Эти бумажонки были два векселя, каждый в 15 000 франков.
– Вот давно бы так, старик. Ну зачем тратили слова?
– А вы все не верите – вот в углу лежали, за кроватью, – ты ведь за кроватью нашел, Бепо?
– За кроватью, – отвечал Бепо, лежа на брюхе и отогревая спину каленым солнцем.
– Хорошо, хорошо, вам двадцать пять и ему сто. Да я было забыл, вы хотели рюмку хорошего коньяку, пойдемте, я вам отдам деньги и выпьем вместе отличного коньяку.
– Ну, коли вам все равно, – отвечал старик, – так уж прикажите слуге сюда вынести рюмку, я стар, поясница болит по лестницам ходить.
Я расхохотался. Он нам платил той же монетой и не очень доверялся.
Этим дело и кончилось. Но для полноты картины надобно себе представить семнадцатилетнего дикого мальчика, одетого в парус, когда я ему дал сто скуди серебром. Он не знал, куда их деть, у него не было ни кармана, ни тряпки. Старик, отечески улыбаясь, сказал ему:
– Ты все растеряешь, дай-ка я тебе донесу до дому.

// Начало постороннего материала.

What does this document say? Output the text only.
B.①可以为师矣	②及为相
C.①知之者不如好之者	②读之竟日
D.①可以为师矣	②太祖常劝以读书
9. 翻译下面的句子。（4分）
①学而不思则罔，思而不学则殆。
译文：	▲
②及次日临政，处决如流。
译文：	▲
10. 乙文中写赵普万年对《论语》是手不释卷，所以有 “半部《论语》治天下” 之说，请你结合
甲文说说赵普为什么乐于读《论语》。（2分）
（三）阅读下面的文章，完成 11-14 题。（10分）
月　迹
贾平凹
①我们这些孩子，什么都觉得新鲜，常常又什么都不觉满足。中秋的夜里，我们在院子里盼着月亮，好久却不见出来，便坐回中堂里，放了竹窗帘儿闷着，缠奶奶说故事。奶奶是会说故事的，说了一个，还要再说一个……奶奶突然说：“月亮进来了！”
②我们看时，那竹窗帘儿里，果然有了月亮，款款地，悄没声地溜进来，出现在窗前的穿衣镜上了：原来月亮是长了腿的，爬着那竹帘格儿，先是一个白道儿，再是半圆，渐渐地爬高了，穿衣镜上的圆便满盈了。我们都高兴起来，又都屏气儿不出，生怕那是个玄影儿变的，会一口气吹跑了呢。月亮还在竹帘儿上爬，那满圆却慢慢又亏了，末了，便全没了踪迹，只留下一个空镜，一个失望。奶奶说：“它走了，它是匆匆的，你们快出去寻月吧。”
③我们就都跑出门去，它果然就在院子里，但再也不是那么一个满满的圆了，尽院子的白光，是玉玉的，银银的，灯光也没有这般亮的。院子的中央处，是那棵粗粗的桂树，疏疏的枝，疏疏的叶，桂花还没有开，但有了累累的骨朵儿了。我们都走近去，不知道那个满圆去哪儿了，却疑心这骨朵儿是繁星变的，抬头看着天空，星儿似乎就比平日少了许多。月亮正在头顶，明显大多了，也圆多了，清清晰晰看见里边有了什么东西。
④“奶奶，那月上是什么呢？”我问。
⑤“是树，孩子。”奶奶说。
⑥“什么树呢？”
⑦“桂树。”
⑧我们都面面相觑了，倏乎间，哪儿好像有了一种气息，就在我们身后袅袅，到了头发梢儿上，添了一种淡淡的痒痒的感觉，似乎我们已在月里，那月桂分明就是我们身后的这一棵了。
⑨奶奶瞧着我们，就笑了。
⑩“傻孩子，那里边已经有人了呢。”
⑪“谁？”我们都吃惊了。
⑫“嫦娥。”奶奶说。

Я уверен, что мальчику больше десяти скудов не досталось.
Письмо восьмое
Рим, 3 марта 1848
Мы поспели и здесь к концу карнавала. Он шел вяло, плохо, все заняты другим, внимание всех обращено на иное, печальные вести из Ломбардии мешают маскам, moccoletti совсем не были. Сегодня заходил ко мне редактор «Эпохи» с вестью, что Париж вспомнил, что он Париж, что строят баррикады и дерутся.
4 марта утром.
Ночью я был на маскараде в Тор-ди-Ноне. Часу во втором в одной ложе какой-то человек махал платком и подавал знак, что он хочет говорить; все обратились к нему. – Romani![152] – закричал он. – Сейчас получена весть из Чивиты, что парижане выгнали Людовика-Филиппа, республика провозглашена! – Viva la Repubblica francese! Viva la Francia libera![153] – закричали в зале. – Morte al caduto malgoverno, viva, viva sempre la Repubblica![154] Во сне это или наяву? События с каждым днем густеют, становятся энергичнее и важнее, усиленный пульс истории постукивает лихорадочно, личные взгляды и ощущения теряются в величине совершающегося. Писать нет ни малейшей охоты. А потому прощайте.